MongoDB’s capitulation is a testament to the company’s willingness to heed the voice of its open source community, but it’s also an indication as to just how difficult it is to make money on free software.

Put simply, 'joins' are table stakes in the relational database world but somewhat of a revelation among the NoSQL class. As the most popular NoSQL database, MongoDB’s decision to extend its relevance to the RDBMS crowd was smart and likely to make it even more popular.

When originally announcing this new functionality, dubbed $lookup, MongoDB CTO Eliot Horowitz told users that $lookup would only be available to paid subscribers.

Whatever Horowitz’s attempts to explain the decision, as someone that spent no less than fifteen long years working for open-source companies, we can probably give a one-word reason for $lookup: Money.

Historically called “Open Core” many open-source companies have attempted to charge for “enterprise” features. By introducing product differentiation between enterprise and “community” (open source) products, firms hope to turn a significant percentage of open source downloaders into paid subscribers. And that's perfectly understandable.
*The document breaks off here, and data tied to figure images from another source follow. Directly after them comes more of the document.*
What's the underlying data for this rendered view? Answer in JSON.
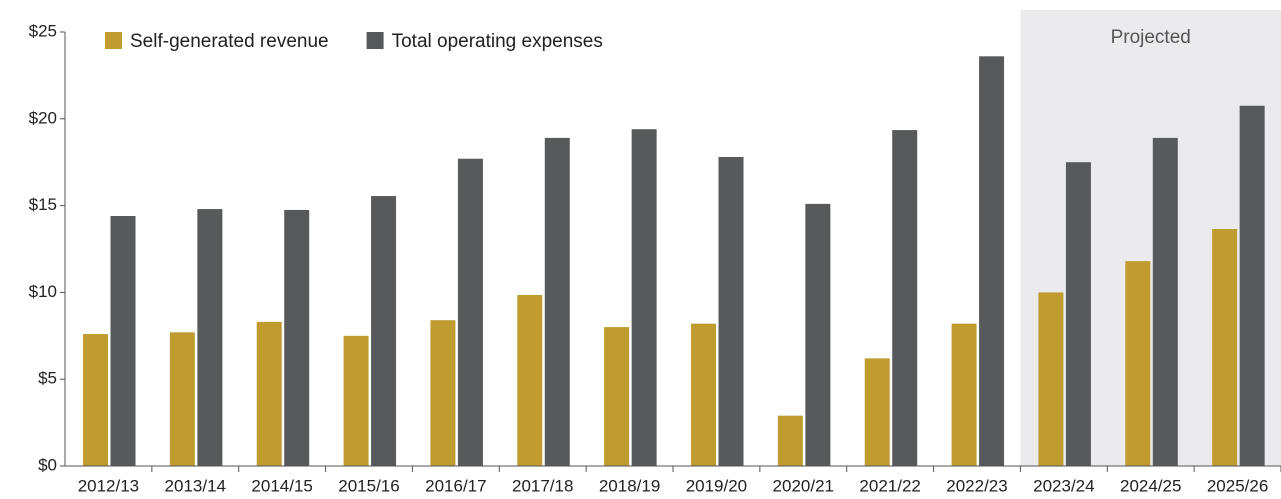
{
  "chart_data": {
    "type": "bar",
    "categories": [
      "2012/13",
      "2013/14",
      "2014/15",
      "2015/16",
      "2016/17",
      "2017/18",
      "2018/19",
      "2019/20",
      "2020/21",
      "2021/22",
      "2022/23",
      "2023/24",
      "2024/25",
      "2025/26"
    ],
    "series": [
      {
        "name": "Self-generated revenue",
        "color": "#bf9b30",
        "values": [
          7.6,
          7.7,
          8.3,
          7.5,
          8.4,
          9.85,
          8.0,
          8.2,
          2.9,
          6.2,
          8.2,
          10.0,
          11.8,
          13.65
        ]
      },
      {
        "name": "Total operating expenses",
        "color": "#58595b",
        "values": [
          14.4,
          14.8,
          14.75,
          15.55,
          17.7,
          18.9,
          19.4,
          17.8,
          15.1,
          19.35,
          23.6,
          17.5,
          18.9,
          20.75
        ]
      }
    ],
    "ylim": [
      0,
      25
    ],
    "yticks": [
      {
        "value": 0,
        "label": "$0"
      },
      {
        "value": 5,
        "label": "$5"
      },
      {
        "value": 10,
        "label": "$10"
      },
      {
        "value": 15,
        "label": "$15"
      },
      {
        "value": 20,
        "label": "$20"
      },
      {
        "value": 25,
        "label": "$25"
      }
    ],
    "annotation": {
      "text": "Projected",
      "from": "2023/24",
      "to": "2025/26",
      "color": "#ebebed"
    },
    "legend": "top-left"
  }
}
However, a peculiar thing happened on the way to $lookup-driven product differentiation. As the news started to sink in, a disgruntled group of 'live-free-or-die' MongoDB community members started storming the corporate castle.

For example, a MongoDB community member called Ben Rotz said-- “Feature split with functions at this level makes me nervous about what the next ‘most requested’ feature is going to get the enterprise-only treatment.”

Can you blame him? It's rather typical of the closely-knit open source communities yearning to use free software, but that's the way it's pretty much always been when you think of it.